The Chilean airline group said LATAM Argentina’s operations will halt “for an indefinite period due to current local industry conditions, exacerbated by the COVID-19 pandemic, which has left the sustainability of the project unviable.”
LATAM Argentina will halt flights to and from 12 domestic destinations, while its four international markets—Sao Paulo, Brazil; Lima, Chile; Santiago, Peru; and Miami, Florida—will continue to be served by other LATAM affiliates, pending the removal of travel restrictions.
The wording of the announcement suggests the battered state of air travel in Argentina was at least partly to blame for the decision to dismantle the subsidiary. The country’s government has banned all air travel to, from and within the country through Sept. 1, one of the most stringent travel bans in place anywhere in the world.
“This is regrettable but inevitable news. Today, LATAM must focus on transforming the group to adapt to post-COVID-19 aviation,” said Roberto Alvo, CEO of the parent company. "Argentina has always been a fundamental country for the group and will remain so, with LATAM’s other affiliates continuing to connect passengers from Argentina with Latin America and the world."

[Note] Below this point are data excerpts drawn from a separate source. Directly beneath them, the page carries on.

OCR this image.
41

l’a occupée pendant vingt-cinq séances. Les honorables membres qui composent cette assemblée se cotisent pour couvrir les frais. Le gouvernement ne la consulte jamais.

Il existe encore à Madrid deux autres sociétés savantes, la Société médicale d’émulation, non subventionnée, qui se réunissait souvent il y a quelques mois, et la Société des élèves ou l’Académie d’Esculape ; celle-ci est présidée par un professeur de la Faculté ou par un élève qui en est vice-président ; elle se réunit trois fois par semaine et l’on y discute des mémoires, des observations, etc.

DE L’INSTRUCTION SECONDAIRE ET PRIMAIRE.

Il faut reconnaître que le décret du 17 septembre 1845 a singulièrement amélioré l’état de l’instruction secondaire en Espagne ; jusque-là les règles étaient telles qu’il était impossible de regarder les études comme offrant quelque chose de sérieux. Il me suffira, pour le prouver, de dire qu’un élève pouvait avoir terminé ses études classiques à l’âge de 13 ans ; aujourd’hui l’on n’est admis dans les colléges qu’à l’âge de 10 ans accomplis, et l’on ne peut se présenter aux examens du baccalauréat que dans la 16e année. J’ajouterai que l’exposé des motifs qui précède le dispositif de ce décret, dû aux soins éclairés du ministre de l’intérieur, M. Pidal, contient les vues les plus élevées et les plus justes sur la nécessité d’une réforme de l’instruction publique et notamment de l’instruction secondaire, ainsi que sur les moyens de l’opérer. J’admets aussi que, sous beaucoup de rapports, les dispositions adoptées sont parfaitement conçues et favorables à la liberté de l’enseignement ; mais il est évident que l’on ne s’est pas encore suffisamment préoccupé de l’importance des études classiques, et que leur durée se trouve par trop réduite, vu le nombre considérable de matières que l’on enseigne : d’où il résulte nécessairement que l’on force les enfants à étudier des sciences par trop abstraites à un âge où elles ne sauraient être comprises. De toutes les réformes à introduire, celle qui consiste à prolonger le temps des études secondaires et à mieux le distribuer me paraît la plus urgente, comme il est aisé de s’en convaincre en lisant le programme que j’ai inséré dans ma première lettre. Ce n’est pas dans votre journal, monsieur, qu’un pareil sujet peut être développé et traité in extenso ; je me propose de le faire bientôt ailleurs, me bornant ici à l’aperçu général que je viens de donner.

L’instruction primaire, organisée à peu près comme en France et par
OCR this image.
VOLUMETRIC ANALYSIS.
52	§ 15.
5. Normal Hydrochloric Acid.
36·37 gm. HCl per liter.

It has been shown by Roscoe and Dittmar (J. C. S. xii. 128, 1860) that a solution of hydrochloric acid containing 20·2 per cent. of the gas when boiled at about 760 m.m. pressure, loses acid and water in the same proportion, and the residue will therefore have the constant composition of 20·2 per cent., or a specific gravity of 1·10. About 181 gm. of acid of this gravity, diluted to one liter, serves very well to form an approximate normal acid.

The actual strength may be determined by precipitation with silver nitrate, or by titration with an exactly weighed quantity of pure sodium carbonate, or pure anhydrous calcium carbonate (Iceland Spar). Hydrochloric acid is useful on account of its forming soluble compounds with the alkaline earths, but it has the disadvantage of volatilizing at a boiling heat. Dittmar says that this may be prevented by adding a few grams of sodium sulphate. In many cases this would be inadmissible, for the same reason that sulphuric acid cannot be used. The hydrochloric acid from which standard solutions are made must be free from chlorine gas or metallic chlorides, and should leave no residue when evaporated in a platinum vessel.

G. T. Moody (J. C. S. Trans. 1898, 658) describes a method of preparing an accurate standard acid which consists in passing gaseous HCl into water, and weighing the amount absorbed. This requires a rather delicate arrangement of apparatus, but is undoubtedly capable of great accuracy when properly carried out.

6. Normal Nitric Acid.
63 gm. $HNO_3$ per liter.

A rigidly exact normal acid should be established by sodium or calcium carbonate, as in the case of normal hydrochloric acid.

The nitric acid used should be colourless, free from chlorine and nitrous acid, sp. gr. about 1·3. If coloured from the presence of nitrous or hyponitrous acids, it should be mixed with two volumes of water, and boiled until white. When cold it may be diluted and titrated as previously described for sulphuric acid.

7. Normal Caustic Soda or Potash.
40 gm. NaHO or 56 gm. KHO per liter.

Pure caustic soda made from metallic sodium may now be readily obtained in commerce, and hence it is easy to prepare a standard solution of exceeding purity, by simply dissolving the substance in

LATAM Airlines Group filed for Chapter 11 proceedings on May 26 at the US Bankruptcy Court for the Southern District of New York, citing financial distress resulting from the collapse in demand caused by COVID-19. The company’s reorganization excluded the Argentinian unit, as well as its Brazilian and Paraguayan affiliates “due to the nature of their debt structure and current financial status.” Affected by the filing are LATAM and its affiliates in Chile, Colombia, Ecuador, Peru and the U.S.
LATAM Argentina traces its history to 2005, when LAN Chile acquired the small Aero 2000 airline, which was not operational at the time. LAN would go on to merge with Brazil’s Tam in 2010, forming South America’s largest airline group.
LATAM Argentina carried 13 million passengers last year, earning it a 16% share of Argentina’s domestic airline market, making it the country’s largest privately-owned carrier and second only to state-owned Aerolíneas Argentinas.
The Argentinian unit last operated a fully leased fleet of 14 Airbus A320-200 jets, with an average age of 17.2 years, according to Aviation Week Fleet Data.
The subsidiary employed about 2,300 people prior to the pandemic, or roughly 6% of the total workforce spread across LATAM’s various units.